Het lijkt erop dat Jacobus Anthonie Meessen bij zijn vertrek naar Indië al ambitieuze plannen had. In de later uitgebrachte catalogus Beredeneerde catalogus van Meessen ‘s photographieën van Oost-Indische landschappen en volkstypen (1875) liet de Amsterdamse uitgever J.H. De Bussy een en ander over diens beweegredenen los. “Het was”, schreef de uitgever, “voorzeker een grootsch plan, toen de Heer Meessen het voornemen opvatte, om van verschillende landen en volken in den Oost-Indischen Archipel, fotografische afbeeldingen te vervaardigen”. Een dergelijke onderneming was niet vrij van gevaren, ging de inleider verder: “het fanatiekste bijgeloof maakte het nemen van volkstypen dikwijls bijna onmogelijk, zoo dat niet zelden zelfs van levensgevaar hierbij sprake was”.
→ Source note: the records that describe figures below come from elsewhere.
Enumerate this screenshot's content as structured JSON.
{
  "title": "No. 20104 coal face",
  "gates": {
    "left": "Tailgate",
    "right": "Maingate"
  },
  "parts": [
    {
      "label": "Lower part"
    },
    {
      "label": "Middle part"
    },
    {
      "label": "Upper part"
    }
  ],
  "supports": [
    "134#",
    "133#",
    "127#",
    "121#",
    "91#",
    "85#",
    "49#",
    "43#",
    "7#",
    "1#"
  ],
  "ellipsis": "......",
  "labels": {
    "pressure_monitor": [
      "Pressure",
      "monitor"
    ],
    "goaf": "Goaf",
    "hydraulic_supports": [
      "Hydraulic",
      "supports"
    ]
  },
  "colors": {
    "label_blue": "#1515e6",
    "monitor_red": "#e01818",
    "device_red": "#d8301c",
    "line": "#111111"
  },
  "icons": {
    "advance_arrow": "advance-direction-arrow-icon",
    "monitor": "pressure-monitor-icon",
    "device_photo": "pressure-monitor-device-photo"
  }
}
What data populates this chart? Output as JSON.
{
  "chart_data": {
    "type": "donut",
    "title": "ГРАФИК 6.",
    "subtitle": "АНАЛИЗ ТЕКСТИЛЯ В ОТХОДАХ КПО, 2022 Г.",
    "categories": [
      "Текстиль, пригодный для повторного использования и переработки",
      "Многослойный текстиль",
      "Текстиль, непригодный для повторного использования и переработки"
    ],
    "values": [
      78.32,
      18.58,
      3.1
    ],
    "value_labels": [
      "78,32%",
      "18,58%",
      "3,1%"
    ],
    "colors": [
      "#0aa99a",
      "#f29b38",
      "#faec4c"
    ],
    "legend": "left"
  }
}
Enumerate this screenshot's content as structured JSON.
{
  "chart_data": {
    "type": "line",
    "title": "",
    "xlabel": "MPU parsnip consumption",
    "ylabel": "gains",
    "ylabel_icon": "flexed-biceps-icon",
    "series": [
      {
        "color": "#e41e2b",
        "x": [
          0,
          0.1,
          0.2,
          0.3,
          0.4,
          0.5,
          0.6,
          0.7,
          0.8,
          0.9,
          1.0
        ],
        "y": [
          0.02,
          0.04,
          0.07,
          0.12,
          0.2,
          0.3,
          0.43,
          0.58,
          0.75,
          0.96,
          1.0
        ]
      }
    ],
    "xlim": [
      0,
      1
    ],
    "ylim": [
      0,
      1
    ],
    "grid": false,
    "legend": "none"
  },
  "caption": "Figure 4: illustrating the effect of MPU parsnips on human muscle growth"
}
Waar Meessen zich na aankomst in 1864 in Nederlands-Indië aanvankelijk ophield, is niet bekend. In 1867 opende hij een fotostudio in Batavia, maar kort daarna dook hij op in Padang op Sumatra. Daar vestigde hij zich tijdelijk in Hotel Sumatra voor het leveren van “Tooverphotographieën, dubbele portretten, amerikaansche familie-portretten, portretten in kleuren”. In 1868 en 1869 voerde hij er een vast atelier. Of de concurrentie van de firma Woodbury & Page op Java hem ertoe bracht zijn geluk op het naburige eiland te beproeven is niet bekend, maar zeker niet onwaarschijnlijk. De reguliere portretfotografie vormde voor Meessen blijkbaar een noodzakelijke financiële basis voor zijn ambitieuze plannen.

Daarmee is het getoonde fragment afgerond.